Natural Disasters in the Southeast cause EPA to Urge Caution on Restoration Activities Involving Lead-based Paint
Release Date: 05/11/2011
Contact Information: Dawn Harris-Young, (404) 562-8421, firstname.lastname@example.org
(ATLANTA – May 11, 2011) – Due to recent tornadoes, severe and straight-line winds, storms, and flooding in the Southeastern United States, the U.S. Environmental Protection Agency (EPA) Region 4 is cautioning homeowners, volunteers, and other workers to take steps to ensure that individuals, especially children, are not at increased risk for lead poisoning, because of clean up and/or repair work. EPA urges pregnant women and children to keep away from work that could disturb lead-based paint and that those working on potential lead-based paint surfaces take precautions to prevent the spread of lead dust.

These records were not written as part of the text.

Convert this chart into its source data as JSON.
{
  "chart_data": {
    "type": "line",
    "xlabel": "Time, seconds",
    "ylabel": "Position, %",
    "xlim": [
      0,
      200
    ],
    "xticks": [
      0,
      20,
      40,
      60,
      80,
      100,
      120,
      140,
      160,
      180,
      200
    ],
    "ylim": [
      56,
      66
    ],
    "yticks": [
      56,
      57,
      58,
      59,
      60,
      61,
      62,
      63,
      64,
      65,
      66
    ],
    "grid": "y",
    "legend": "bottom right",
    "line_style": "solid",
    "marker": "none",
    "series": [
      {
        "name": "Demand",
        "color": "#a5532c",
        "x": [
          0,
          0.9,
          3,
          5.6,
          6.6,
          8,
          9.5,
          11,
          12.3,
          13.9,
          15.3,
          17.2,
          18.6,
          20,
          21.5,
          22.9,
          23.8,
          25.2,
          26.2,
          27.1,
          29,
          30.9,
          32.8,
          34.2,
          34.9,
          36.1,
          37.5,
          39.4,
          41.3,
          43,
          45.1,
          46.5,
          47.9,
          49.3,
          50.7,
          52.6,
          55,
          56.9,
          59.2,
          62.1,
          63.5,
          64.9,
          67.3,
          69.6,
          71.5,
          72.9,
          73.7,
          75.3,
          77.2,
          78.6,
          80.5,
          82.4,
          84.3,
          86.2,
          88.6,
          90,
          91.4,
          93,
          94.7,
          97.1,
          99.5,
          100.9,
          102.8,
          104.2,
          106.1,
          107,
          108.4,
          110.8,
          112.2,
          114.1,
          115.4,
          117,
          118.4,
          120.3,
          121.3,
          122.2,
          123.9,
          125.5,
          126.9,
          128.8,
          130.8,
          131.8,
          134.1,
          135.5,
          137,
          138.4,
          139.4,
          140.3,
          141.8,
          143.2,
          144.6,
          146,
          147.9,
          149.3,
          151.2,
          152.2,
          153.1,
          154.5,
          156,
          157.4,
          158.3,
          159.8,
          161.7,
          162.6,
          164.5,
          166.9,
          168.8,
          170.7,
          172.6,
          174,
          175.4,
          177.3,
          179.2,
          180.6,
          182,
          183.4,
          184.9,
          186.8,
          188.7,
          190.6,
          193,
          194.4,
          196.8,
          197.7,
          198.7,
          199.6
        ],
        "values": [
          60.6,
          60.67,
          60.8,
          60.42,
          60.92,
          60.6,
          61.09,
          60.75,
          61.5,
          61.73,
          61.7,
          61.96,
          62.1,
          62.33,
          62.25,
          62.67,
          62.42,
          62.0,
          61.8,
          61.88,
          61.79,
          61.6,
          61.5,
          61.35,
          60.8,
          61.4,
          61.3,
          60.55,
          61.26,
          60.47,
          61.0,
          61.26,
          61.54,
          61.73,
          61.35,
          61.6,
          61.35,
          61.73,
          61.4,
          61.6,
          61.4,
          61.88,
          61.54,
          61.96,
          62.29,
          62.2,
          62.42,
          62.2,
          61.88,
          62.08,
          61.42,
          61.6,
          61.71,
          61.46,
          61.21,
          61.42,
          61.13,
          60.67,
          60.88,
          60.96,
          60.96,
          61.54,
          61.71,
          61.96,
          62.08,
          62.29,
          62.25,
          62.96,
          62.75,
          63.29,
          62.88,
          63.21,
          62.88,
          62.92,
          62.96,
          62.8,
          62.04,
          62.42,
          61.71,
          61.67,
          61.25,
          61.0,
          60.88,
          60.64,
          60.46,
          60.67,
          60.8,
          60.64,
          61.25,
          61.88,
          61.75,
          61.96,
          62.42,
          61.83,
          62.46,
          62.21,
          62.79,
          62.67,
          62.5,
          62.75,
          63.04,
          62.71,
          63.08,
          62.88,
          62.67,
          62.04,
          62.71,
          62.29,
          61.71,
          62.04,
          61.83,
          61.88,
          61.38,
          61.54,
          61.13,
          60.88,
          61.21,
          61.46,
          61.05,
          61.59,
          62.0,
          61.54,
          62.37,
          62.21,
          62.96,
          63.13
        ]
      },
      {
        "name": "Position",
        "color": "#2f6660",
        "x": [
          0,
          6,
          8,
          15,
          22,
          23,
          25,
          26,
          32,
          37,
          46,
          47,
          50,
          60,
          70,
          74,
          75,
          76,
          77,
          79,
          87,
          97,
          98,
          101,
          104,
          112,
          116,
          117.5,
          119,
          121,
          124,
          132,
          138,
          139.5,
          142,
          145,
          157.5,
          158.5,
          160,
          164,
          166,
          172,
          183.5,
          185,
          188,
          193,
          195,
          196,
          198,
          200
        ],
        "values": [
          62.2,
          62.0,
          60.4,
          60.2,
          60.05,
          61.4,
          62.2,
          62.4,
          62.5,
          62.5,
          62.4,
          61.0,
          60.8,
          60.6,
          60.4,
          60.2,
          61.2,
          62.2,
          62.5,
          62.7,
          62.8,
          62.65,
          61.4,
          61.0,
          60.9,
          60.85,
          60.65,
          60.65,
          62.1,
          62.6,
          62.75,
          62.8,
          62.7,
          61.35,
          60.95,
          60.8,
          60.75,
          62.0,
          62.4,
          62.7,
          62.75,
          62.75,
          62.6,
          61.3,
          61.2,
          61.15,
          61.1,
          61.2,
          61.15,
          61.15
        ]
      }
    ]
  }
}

Lead dust may pose a hazard to children and pregnant women during cleanup resulting from natural disasters. Lead contaminated dust is the most significant source of lead exposure for children. Common renovation activities like sanding, cutting and demolition can create hazardous lead dust and chips by disturbing lead-based paint, which can be harmful to adults and children. Lead-based paint was used in more than 38 million homes until it was banned for residential use in 1978. Lead exposure can cause reduced IQ, learning disabilities, developmental delays, and behavioral problems in young children.
The Renovation Repair and Painting Rule (RRP) requires that workers disturbing lead-based paint be trained and certified, notify residents of the lead dust hazards, and follow lead safe work practices, in order to reduce exposure to lead dust. Because of the nature of the storm recovery work, certain emergency provisions in the RRP apply. Work covered under the RRP rule on storm damaged housing will not require advance notice or trained renovators to remove materials from homes. Emergency renovation activities are also exempt from the warning sign, containment, waste-handling, training, and certification requirements to the extent necessary to respond to the emergency. Other renovation activities are subject to the rule requirements. Volunteer workers, who do not receive compensation for work, are not required to be certified, but should educate themselves about lead-safe work practices, so as not to inadvertently cause hazards for themselves or other family members.
The RRP program mandates that contractors, property managers and others working for compensation, in homes and child-occupied facilities built before 1978, must be trained and use lead-safe work practices. They are also required to provide a copy of the lead pamphlet “Renovate Right; Important Lead Hazard Information for Families, Child Care Providers and Schools” to owners and occupants before starting renovation work.